Characterization of the HERV-E T cell function versus ccRCC cells in vitro. (A) The lytic and cytokine-producing ability of HERV-E T cells and untransduced T cells from the same donors are shown when cocultured with ccRCC cells with different HLA-A11 and CT-RCC HERV-E expression profiles. The target cell name and the expression of CT-RCC HERV-E and HLA-A11 are indicated above each pie chart group. Pie chart percentages are median values (n=3 donors), represented as CD107a+/IFNγ-/TNFα- (lytic), CD107a-/IFNγ+/TNFα+ (cytokine secreting) and CD107a+/IFNγ+/TNFα+ (both lytic and cytokine secreting, polyfunctional). Each experiment was done in technical triplicates. *p<0.001. (B) HERV-E T cell-mediated cytolysis of ccRCC tumor lines in vitro, as determined by Celigo Imaging Cytometry (E:T 10:1). The target cell name and the expression of CT-RCC HERV-E and HLA-A11 are indicated under each cell line name. The data displayed are representative of three healthy donors. Each experiment was done in technical triplicates. *p<0.001, ns, not significant. ccRCC, clear cell renal cell carcinoma; E:T, effector to target; HERV-E, human endogenous retrovirus type E.

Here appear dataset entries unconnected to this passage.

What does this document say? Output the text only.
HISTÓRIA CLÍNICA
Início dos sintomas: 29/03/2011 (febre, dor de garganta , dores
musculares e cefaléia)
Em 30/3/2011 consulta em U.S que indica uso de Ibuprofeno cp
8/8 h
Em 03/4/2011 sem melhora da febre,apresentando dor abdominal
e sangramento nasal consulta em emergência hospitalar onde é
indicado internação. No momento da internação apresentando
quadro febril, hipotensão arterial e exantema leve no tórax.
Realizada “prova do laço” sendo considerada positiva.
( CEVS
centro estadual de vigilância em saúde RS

We next assessed the capacity of TCR-transduced T cells to kill ccRCC cells using an imaging cytometry-based cytotoxicity assay. TCR-transduced T cells generated from healthy donors (n=3) were highly cytotoxic to ccRCC cells expressing both HLA-A11 and CT-RCC HERV-E. Lysis of HLA-A11+/CT-RCC HERV-E+ ccRCC was significantly higher (p<0.0001) with TCR-transduced T cells compared with non-transduced T cells from the same donor. Non-transduced T cells showed a very low level of tumor killing (figure 2B). Minimal tumor killing was observed when TCR-transduced T cells were cocultured with either HLA-A11+/HERV-E or HLA-A11/HERV-E+ ccRCC cells. Importantly, tumor killing of the RCC1 cell line (HLA-A11+/CT-RCC HERV-E+) was abrogated when either CT-RCC HERV-E or β2m were knocked out using CRISPR. Similarly, tumor killing was induced in the RCC3 cell line (HLA-A11/CT-RCC HERV-E+) on transducing it with the HLA-A11 gene.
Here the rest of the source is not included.